A particularly well-to-do bloke was said to have been so moved by a hotel he stayed in abroad that he decided to replicate it in his rural village. It came with all appurtenances: car park, pool, poolside, indoor and outdoor bars, bandstand and underground nightclub!

The way it is, these much sought after allures to life do come handy as long as the going remains good. Trouble and it’s alloys only rear their monstrous heads when transition time comes. And like life itself, this is often abrupt. Even leaving many at various levels of incompletion.

Aging monstrosities.

The trouble is that most of the time this happens when the next generation are hardly ready for it. Though the heirlooms are readily theirs to inherit, they are often left with shoes too big for their inchoate feet.

A ready example is the recent complaint raised by a recent victim of this transition blues. A noted money man in his early sixties, the man was caught complaining loudly of his predicament in the wrong quarters.

According to him, he had in his ‘time of ignorance’ built luxury homes of about three hundred rooms in some three locations. He also had forty other commercial buildings all now comfortably abandoned and derelict. 

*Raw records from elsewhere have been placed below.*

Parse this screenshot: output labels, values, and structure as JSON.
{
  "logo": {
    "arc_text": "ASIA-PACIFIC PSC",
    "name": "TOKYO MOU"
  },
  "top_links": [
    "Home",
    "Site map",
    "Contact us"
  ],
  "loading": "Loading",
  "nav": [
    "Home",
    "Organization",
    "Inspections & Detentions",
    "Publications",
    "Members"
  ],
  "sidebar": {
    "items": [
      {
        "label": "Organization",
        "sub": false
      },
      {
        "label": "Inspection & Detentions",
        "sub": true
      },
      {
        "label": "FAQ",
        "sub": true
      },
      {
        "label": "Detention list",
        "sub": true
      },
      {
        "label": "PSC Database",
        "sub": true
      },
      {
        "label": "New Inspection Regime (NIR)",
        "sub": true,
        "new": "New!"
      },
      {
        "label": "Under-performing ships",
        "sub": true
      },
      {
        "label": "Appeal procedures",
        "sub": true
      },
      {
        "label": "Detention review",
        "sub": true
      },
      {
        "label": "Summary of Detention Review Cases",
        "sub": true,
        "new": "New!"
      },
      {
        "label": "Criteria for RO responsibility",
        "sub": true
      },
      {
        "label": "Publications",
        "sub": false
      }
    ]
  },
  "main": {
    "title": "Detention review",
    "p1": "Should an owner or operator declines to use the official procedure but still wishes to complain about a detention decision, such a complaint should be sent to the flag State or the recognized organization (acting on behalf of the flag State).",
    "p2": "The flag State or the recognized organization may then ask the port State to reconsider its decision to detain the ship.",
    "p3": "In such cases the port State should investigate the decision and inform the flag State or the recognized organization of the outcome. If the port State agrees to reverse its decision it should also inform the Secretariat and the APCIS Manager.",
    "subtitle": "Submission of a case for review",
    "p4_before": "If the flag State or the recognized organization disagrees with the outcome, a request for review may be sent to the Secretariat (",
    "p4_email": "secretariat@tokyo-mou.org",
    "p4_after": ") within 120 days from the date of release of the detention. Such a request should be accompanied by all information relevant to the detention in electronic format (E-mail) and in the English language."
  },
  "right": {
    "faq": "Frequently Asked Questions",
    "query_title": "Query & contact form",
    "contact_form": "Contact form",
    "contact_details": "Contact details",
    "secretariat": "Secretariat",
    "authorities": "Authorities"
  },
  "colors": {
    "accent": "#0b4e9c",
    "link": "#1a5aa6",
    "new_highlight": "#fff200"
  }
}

Just like the aforementioned young man and the ‘hotel’. Ever since he was encumbered with the maintenance of the white elephant, he has been voicing his predicament to every available ear. Yet when a friend suggested that he re-convert it to what it originally was overseas, he all but demurred; on account of doing so being akin to setting a wrong precedent!

And so has it become that all over the country there are so many constructs (uncompleted and completed) left in the cold. So much, indeed, that they have since queued in on the ever-elongating line of our national discrepancies. An Italian visitor to the country was so alarmed by the trend that he sought an explanation from his hosts. Rather surprisingly, the latter were only being reminded of it for the first time.

What is however most perplexing about the whole development is that it’s showing no signs of an abatement. While the ones built in years gone by can best be described as modest, the ones being put in place now can be best described as castles without moat bridges. The types that have since being turned into tourist attractions in Europe, for instance.

All these have returned to the front burner here on account of all the money used in their construction being capital that could have been put to more productive uses. Industries, for instance. And they would have gone a long way in providing the elusive jobs that could have prevented the kind of idleness that led to the recent #EndSARS protests.

More so, the owners of these monstrosities are often public servants. Crosschecked, their lifetime salaries and entitlements hardly amount to the cost of the gorgeous columns of these spectacles.   

And even when they do belong to individuals in the private sector, one finds that their owners’ tax returns are nothing to write home about. 

Yet the discrepancy persists and we cannot but sit down and look. 

Emeka Uzoatu, a seasoned journalist and writer, is the editor of Nairaweb.ng. He writes the occasional column, Penny Wisdom.